Homemade Ikea Meatballs (Print View)

Tender Swedish-style meatballs of beef and pork, pan-seared and finished in a creamy gravy.

# What You'll Need:

→ Meatballs

01 - 9 ounces ground beef
02 - 9 ounces ground pork
03 - 1 small onion, finely chopped
04 - 2 cloves garlic, minced
05 - 1/4 cup milk
06 - 1/3 cup breadcrumbs
07 - 1 large egg
08 - 1/2 teaspoon salt
09 - 1/2 teaspoon black pepper
10 - 1/4 teaspoon ground allspice
11 - 1/4 teaspoon ground nutmeg
12 - 2 tablespoons unsalted butter, for frying
13 - 2 tablespoons vegetable oil, for frying

→ Cream Sauce

14 - 2 tablespoons unsalted butter
15 - 2 tablespoons all-purpose flour
16 - 1 1/4 cups beef or vegetable stock
17 - 1/2 cup heavy cream
18 - 2 teaspoons soy sauce
19 - 1 teaspoon Dijon mustard
20 - Salt, to taste
21 - Black pepper, to taste

# Step-by-Step Directions:

01 - Combine breadcrumbs and milk in a large bowl and let soak for 5 minutes.
02 - Add ground beef, ground pork, onion, garlic, egg, salt, black pepper, allspice, and nutmeg to the bowl. Gently mix until just combined, avoiding over-mixing.
03 - Roll mixture into balls about 1 1/4 inches in diameter (walnut-sized).
04 - Heat butter and vegetable oil in a large skillet over medium heat.
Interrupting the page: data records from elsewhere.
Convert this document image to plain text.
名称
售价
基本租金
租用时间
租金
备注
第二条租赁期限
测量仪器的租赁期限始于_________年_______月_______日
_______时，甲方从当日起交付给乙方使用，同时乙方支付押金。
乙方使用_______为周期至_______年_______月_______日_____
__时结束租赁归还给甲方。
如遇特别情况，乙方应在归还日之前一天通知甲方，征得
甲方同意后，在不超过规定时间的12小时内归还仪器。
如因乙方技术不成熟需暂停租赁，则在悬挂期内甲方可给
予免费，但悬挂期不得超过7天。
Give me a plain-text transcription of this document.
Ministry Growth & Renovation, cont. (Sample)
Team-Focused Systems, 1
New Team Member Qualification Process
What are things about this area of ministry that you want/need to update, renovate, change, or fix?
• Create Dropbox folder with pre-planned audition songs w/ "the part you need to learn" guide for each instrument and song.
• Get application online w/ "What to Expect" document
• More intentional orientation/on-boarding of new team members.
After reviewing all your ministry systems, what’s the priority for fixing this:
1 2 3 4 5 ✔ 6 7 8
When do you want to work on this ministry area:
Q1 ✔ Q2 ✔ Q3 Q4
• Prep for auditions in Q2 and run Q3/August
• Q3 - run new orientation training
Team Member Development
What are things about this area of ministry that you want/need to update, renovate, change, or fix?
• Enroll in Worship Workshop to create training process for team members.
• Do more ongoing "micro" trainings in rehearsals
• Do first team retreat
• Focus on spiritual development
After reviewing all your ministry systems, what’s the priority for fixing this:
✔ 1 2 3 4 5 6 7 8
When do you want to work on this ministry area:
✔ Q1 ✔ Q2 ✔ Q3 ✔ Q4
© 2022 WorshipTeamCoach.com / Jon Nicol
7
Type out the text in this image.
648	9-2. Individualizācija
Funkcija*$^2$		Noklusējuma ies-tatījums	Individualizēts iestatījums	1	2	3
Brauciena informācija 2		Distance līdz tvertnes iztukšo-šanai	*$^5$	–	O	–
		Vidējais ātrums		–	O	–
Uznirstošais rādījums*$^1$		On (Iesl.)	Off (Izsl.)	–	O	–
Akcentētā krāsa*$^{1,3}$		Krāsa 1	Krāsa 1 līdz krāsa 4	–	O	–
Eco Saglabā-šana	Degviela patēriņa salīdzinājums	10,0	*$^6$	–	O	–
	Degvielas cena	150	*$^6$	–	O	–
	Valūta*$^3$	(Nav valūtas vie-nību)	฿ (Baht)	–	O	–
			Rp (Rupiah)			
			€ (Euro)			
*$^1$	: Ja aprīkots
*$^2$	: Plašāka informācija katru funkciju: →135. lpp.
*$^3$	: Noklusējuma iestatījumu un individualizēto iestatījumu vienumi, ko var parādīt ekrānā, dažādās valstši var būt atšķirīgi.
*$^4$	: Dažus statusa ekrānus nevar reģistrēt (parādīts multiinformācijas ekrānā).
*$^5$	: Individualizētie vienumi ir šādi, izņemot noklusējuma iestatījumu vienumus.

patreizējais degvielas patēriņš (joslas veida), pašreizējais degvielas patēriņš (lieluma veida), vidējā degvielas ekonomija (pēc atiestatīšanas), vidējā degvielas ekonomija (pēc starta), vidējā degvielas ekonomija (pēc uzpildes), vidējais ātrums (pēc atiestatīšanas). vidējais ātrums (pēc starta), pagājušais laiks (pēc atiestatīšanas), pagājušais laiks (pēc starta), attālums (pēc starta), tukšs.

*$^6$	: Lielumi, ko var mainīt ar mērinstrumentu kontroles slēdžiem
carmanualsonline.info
Fry meatballs in batches, turning occasionally, until evenly browned on all sides, approximately 8 minutes. Remove from skillet and set aside.
05 - Melt butter in the same skillet. Whisk in flour and cook for 1 minute until slightly golden.
06 - Gradually pour in stock while whisking to prevent lumps. Add heavy cream, soy sauce, and Dijon mustard. Stir and simmer until sauce is thickened, about 5 to 7 minutes.
07 - Return browned meatballs to the skillet. Toss gently to coat with sauce and simmer gently 5 to 10 minutes until meatballs are cooked through.
08 - Plate meatballs hot with sauce, alongside mashed potatoes, lingonberry jam, and steamed vegetables if desired.

# Expert Suggestions:

01 -
  • You get all the creamy sauce and tender meatball joy straight from your own stove—no flat-pack furniture required.
  • This version packs more flavor and warmth than anything you could line up for at a busy cafeteria.
02 -
  • On my first try, I rushed shaping the meatballs and ended up with unevenly cooked ones—take the extra minute for uniformity.
  • Letting the sauce simmer long enough thickens it beautifully—don't cut it short, or it'll be runny and bland.
03 -
  • Browning the meatballs in batches avoids crowding and achieves a caramelized crust.
  • A splash of extra cream at the end can rescue a sauce that’s thickened too much.